Her face was drained of color, the disgusted tears standard to the grieving package. She planted both hands on the sink, knelt over and threw up with a painful retch. She turned on the sink and flicked on the garbage disposal. She washed out her mouth and shook her head.
“None of this adds up, Andy. Why are we even alive? We’re very lucky that rat stumbled down the stairs and broke its neck. Can you imagine what would’ve happened if it didn’t? I don’t want to die like that, not tortured, or, or devoured.”
Andy forced out the next words. “It’s out of our hands what’s going on. A logical explanation is too much to ask right now. We can guess all night or we can try and call for help. I’m sorry your father’s gone. He’d want you to be safe no matter how you two got along. Nobody can say where that rat came from or why the locusts attacked us. We’ll worry about it when we’re somewhere safe. Somebody has a shit-load of explaining to do, but for now, let’s get the hell out of here.”

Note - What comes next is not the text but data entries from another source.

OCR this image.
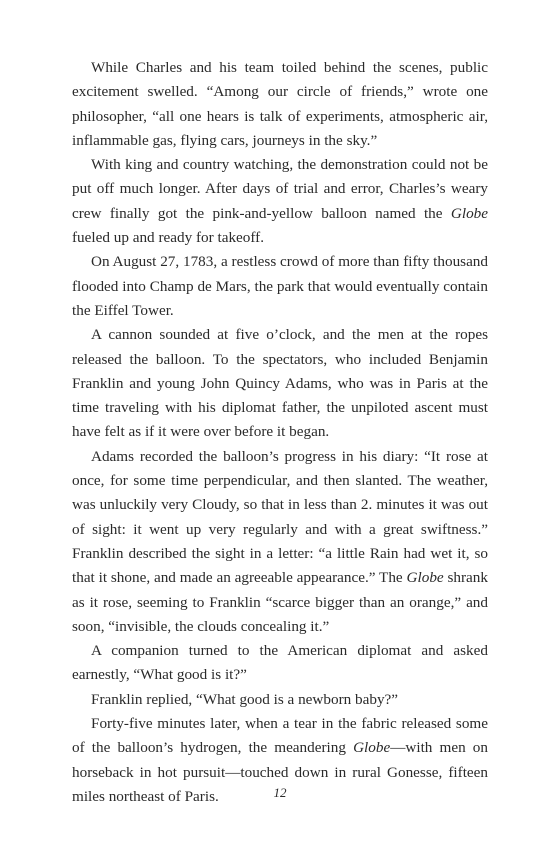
While Charles and his team toiled behind the scenes, public excitement swelled. “Among our circle of friends,” wrote one philosopher, “all one hears is talk of experiments, atmospheric air, inflammable gas, flying cars, journeys in the sky.”

With king and country watching, the demonstration could not be put off much longer. After days of trial and error, Charles’s weary crew finally got the pink-and-yellow balloon named the Globe fueled up and ready for takeoff.

On August 27, 1783, a restless crowd of more than fifty thousand flooded into Champ de Mars, the park that would eventually contain the Eiffel Tower.

A cannon sounded at five o’clock, and the men at the ropes released the balloon. To the spectators, who included Benjamin Franklin and young John Quincy Adams, who was in Paris at the time traveling with his diplomat father, the unpiloted ascent must have felt as if it were over before it began.

Adams recorded the balloon’s progress in his diary: “It rose at once, for some time perpendicular, and then slanted. The weather, was unluckily very Cloudy, so that in less than 2. minutes it was out of sight: it went up very regularly and with a great swiftness.” Franklin described the sight in a letter: “a little Rain had wet it, so that it shone, and made an agreeable appearance.” The Globe shrank as it rose, seeming to Franklin “scarce bigger than an orange,” and soon, “invisible, the clouds concealing it.”

A companion turned to the American diplomat and asked earnestly, “What good is it?”

Franklin replied, “What good is a newborn baby?”

Forty-five minutes later, when a tear in the fabric released some of the balloon’s hydrogen, the meandering Globe—with men on horseback in hot pursuit—touched down in rural Gonesse, fifteen miles northeast of Paris.	12
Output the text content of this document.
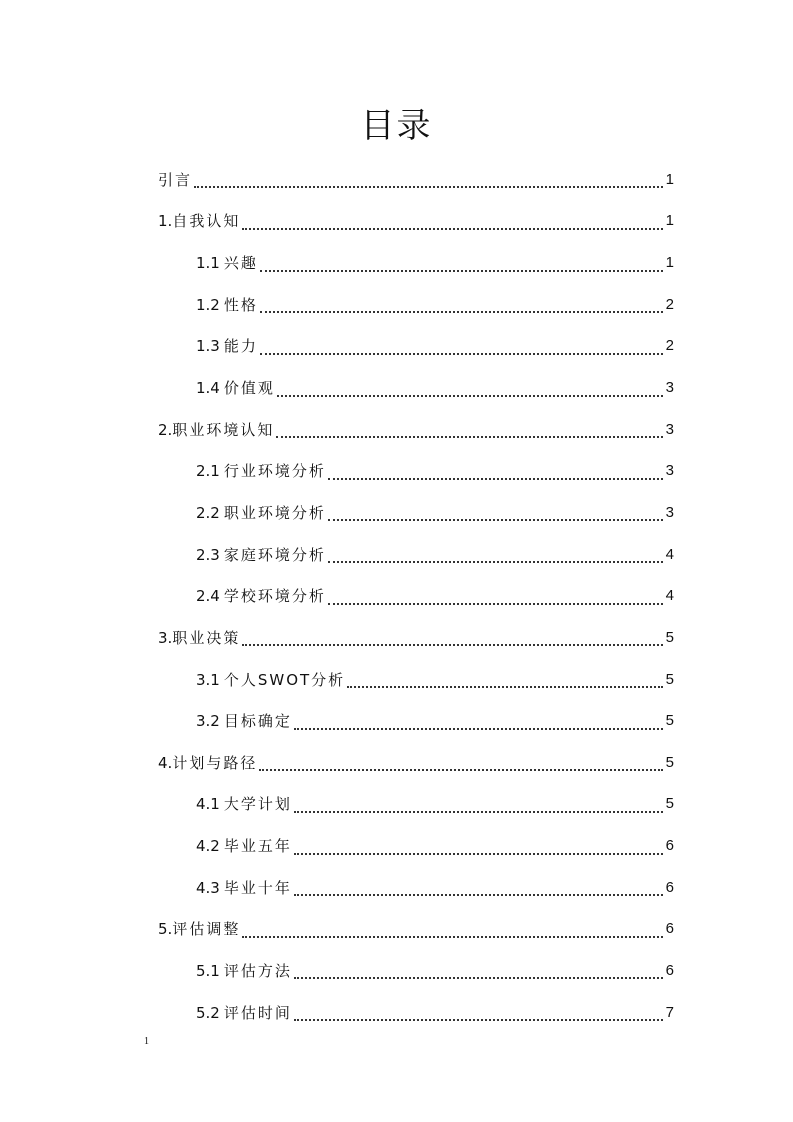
目录
引言	1
1.自我认知	1
1.1 兴趣	1
1.2 性格	2
1.3 能力	2
1.4 价值观	3
2.职业环境认知	3
2.1 行业环境分析	3
2.2 职业环境分析	3
2.3 家庭环境分析	4
2.4 学校环境分析	4
3.职业决策	5
3.1 个人SWOT分析	5
3.2 目标确定	5
4.计划与路径	5
4.1 大学计划	5
4.2 毕业五年	6
4.3 毕业十年	6
5.评估调整	6
5.1 评估方法	6
5.2 评估时间	7
1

She washed out her mouth again and wiped her face dry with a hand towel. “Okay.” She picked up the knife. “But I’m not going anywhere without a weapon.”
He lifted up the meat tenderizer. “You got it.”

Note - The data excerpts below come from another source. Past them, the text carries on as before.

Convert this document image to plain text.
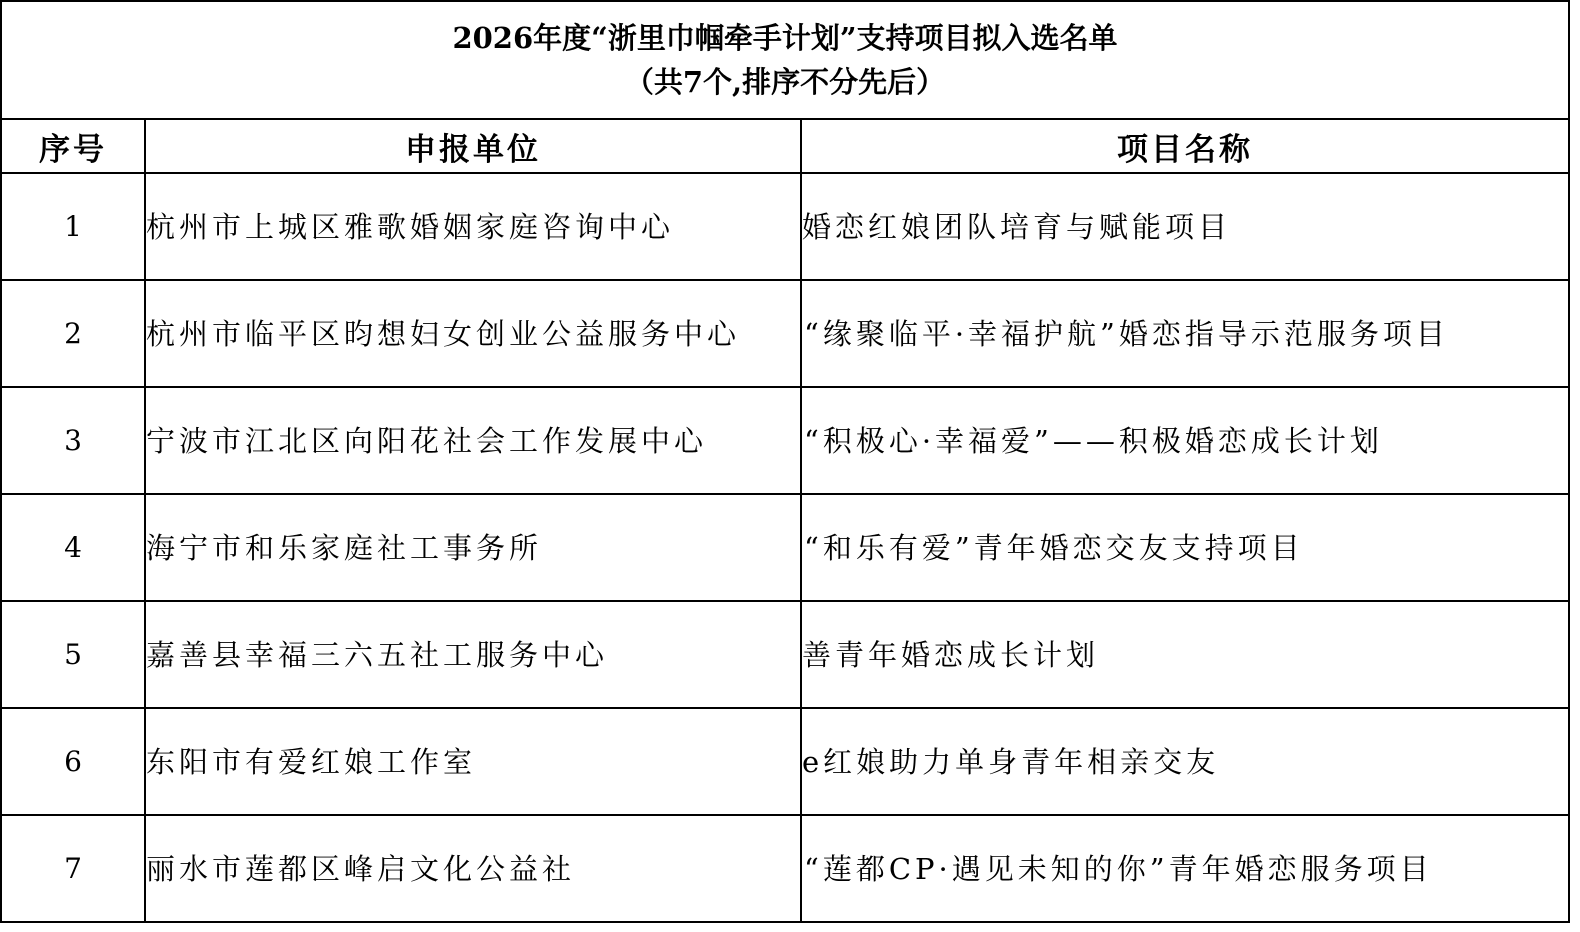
2026年度“浙里巾帼牵手计划”支持项目拟入选名单
（共7个,排序不分先后）		

序号	申报单位	项目名称
1	杭州市上城区雅歌婚姻家庭咨询中心	婚恋红娘团队培育与赋能项目
2	杭州市临平区昀想妇女创业公益服务中心	“缘聚临平·幸福护航”婚恋指导示范服务项目
3	宁波市江北区向阳花社会工作发展中心	“积极心·幸福爱”——积极婚恋成长计划
4	海宁市和乐家庭社工事务所	“和乐有爱”青年婚恋交友支持项目
5	嘉善县幸福三六五社工服务中心	善青年婚恋成长计划
6	东阳市有爱红娘工作室	e红娘助力单身青年相亲交友
7	丽水市莲都区峰启文化公益社	“莲都CP·遇见未知的你”青年婚恋服务项目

They walked outside and checked each direction. He turned to Mary’s truck. The windows were smashed, the hood over the engine removed and the engine block was serrated by teeth-shaped markings.

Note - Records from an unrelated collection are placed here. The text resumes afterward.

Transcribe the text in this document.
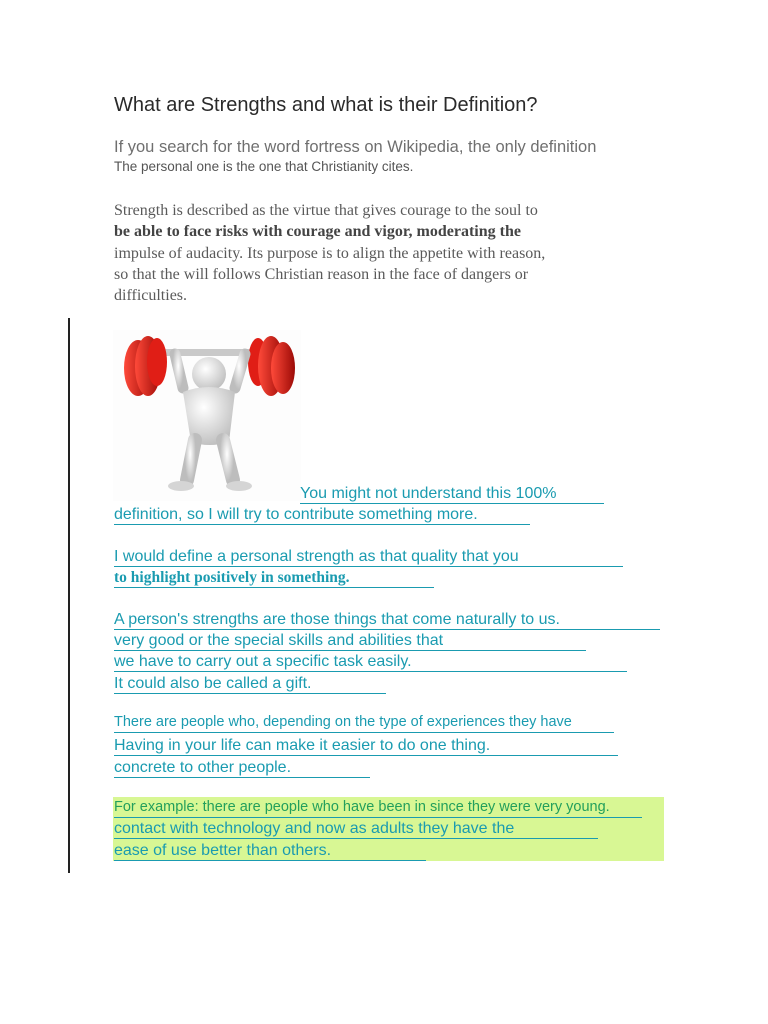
What are Strengths and what is their Definition?
If you search for the word fortress on Wikipedia, the only definition
The personal one is the one that Christianity cites.
Strength is described as the virtue that gives courage to the soul to
be able to face risks with courage and vigor, moderating the
impulse of audacity. Its purpose is to align the appetite with reason,
so that the will follows Christian reason in the face of dangers or
difficulties.
You might not understand this 100%
definition, so I will try to contribute something more.
I would define a personal strength as that quality that you
to highlight positively in something.
A person's strengths are those things that come naturally to us.
very good or the special skills and abilities that
we have to carry out a specific task easily.
It could also be called a gift.
There are people who, depending on the type of experiences they have
Having in your life can make it easier to do one thing.
concrete to other people.
For example: there are people who have been in since they were very young.
contact with technology and now as adults they have the
ease of use better than others.
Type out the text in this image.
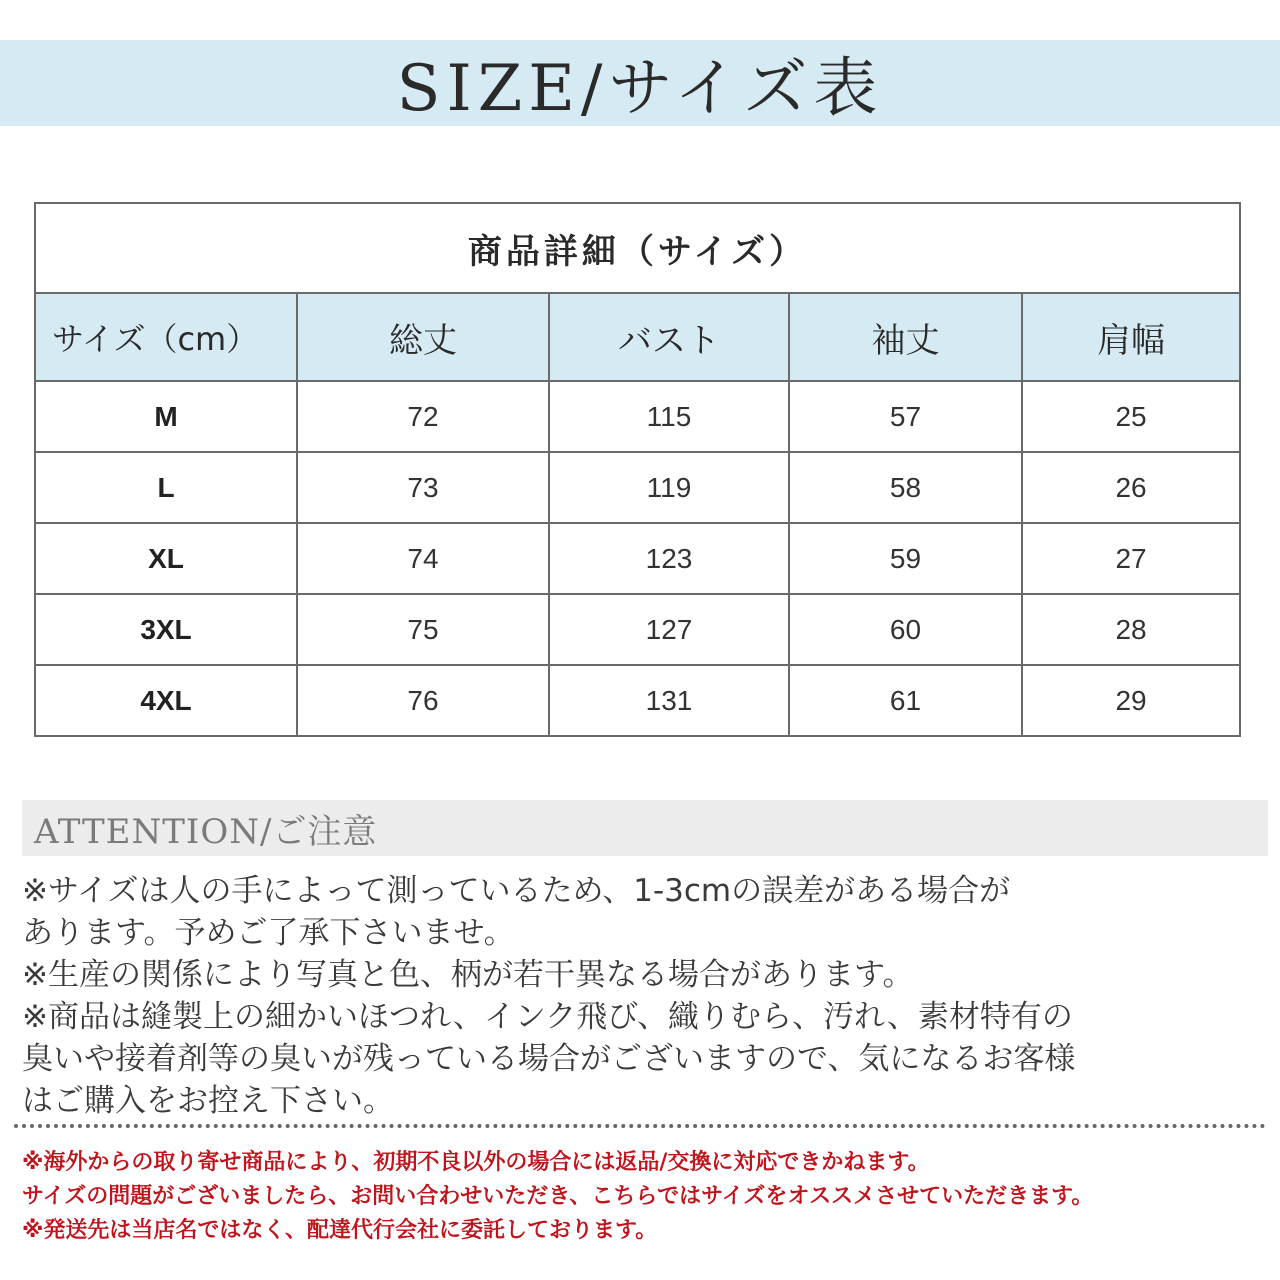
SIZE/サイズ表
商品詳細（サイズ）				
サイズ（cm）	総丈	バスト	袖丈	肩幅
M	72	115	57	25
L	73	119	58	26
XL	74	123	59	27
3XL	75	127	60	28
4XL	76	131	61	29
ATTENTION/ご注意

※サイズは人の手によって測っているため、1-3cmの誤差がある場合が

あります。予めご了承下さいませ。

※生産の関係により写真と色、柄が若干異なる場合があります。

※商品は縫製上の細かいほつれ、インク飛び、織りむら、汚れ、素材特有の

臭いや接着剤等の臭いが残っている場合がございますので、気になるお客様

はご購入をお控え下さい。

※海外からの取り寄せ商品により、初期不良以外の場合には返品/交換に対応できかねます。

サイズの問題がございましたら、お問い合わせいただき、こちらではサイズをオススメさせていただきます。

※発送先は当店名ではなく、配達代行会社に委託しております。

“The vermin destroyed the truck. Why would it do that?”
He was shocked himself. “I, well, I don’t know.”
“What do we do now?”
He studied the surrounding woods. So far, it appeared to be unoccupied. They wouldn’t get anywhere staying at her house, and now that they didn’t have transportation, they had no choice but to walk to his house and make the call from his cell phone. It was the logical choice, but also the dangerous one.
“I guess we walk to the house.”
She grimaced at the suggestion. “I hope nothing else is out there.”
“Me too.”
2
The walking corpses were on alert at the Ryerson house. Four manned the windows and the fifth one was stationed across from the blank screen. The decayed fingers scanned the reels to make the next choice after The Hospice Massacre ended. Stacks of reels were shoved aside, sorted through with haste, for the corpse wanted something more devious and devastating. The town would die, and after that, the surrounding cities and towns would follow. The spirits of the dead demanded a movie torturous and sadistic beyond reason.